As long as our country has had elections there have been fringe, extremist candidates on both sides of the spectrum.

It doesn’t really matter the issue or how far outside the mainstream it is, if there is a cause or movement outside of the mainstream then it has likely been represented at one time or another.

For example, there has always been a Communist Party based in this country. I’m not talking about someone being accused of communism like they were decades ago during the Red Scare, but an actual party with candidates.

As recently as 1990 an avowed white supremacist, JB Stoner, ran for statewide office in Georgia. During the 1990 Democratic primary for lieutenant governor, Stoner actually finished sixth among a nine-candidate field.

Perhaps the most stunning accomplishment for Stoner that year was that he earned more votes than the lone African American candidate in the race. Stoner was a disbarred lawyer convicted of bombing an African American church, which led to a stay in prison.

I’ve never been convinced all of these fringe candidates truly believe what they say. (Stoner was probably the exception.)

In the 2018 Republican candidate for governor, it seemed several candidates, including the eventual winner, played heavily on stereotypes to win votes. The reason is simple: These candidates, who are actually very smart, realize it doesn’t take much to sway voters. Truth be known, they probably laugh in private at voters.

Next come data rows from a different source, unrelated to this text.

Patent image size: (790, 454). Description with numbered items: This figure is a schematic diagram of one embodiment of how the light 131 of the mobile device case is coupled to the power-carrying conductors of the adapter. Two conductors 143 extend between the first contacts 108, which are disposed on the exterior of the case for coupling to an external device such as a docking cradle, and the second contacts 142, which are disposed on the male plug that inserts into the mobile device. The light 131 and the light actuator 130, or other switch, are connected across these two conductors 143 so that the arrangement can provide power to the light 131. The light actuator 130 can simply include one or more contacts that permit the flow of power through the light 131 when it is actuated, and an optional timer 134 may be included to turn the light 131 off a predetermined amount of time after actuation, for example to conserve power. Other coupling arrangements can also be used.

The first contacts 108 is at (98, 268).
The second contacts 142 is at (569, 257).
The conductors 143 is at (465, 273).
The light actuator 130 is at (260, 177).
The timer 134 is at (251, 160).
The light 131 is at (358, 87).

All it takes is saying the right thing to connect with someone. Talk about guns, trucks, shooting a young man who wants to date your daughter or having a school bus made up like a prison transport vehicle for “illegal” aliens — tactics which were all front and center in the 2018 campaign.

In recent days another political extremist shocked pundits, observers and others who think with a level head by winning a competitive primary. Marjorie Taylor Greene won the GOP runoff, and in all likelihood has already obtained her ticket to a seat in Congress.

The 14th District is probably the most conservative in the state (which is saying something) and Greene ran a perfect campaign. Her continuous slamming of national Democrats and her belief in some outright bizarre conspiracy theories saw her defeat an opponent who clearly would have been a better representative in elected office.

Many of the things Greene talks about doing will never happen simply because, well, she is all talk. Even various national Republican officials have denounced her. She chalks that up to the overall conspiracy against her and the odd movement she admittedly believes in.

If nothing else, Greene’s victory shows that at times extremist candidates do win. While she faces a Democratic challenger in the general election the outcome will likely be 75%-25% in her favor due to the makeup of the district.

Voters in the 14th District were no doubt using the “We’ll show them!” mentality in their selection of Greene as the Republican nominee. What the voters will learn quickly, however, is Greene is going to be an ineffective representative of the district simply because most people, Republicans and Democrats alike, find her more than just a little crazy.

When you vote for extremists, however, you have made your bed and now there is nothing left to do but to lie in it. Move over voters of the 14th District: Greene is now on the other side of the bed. Good night.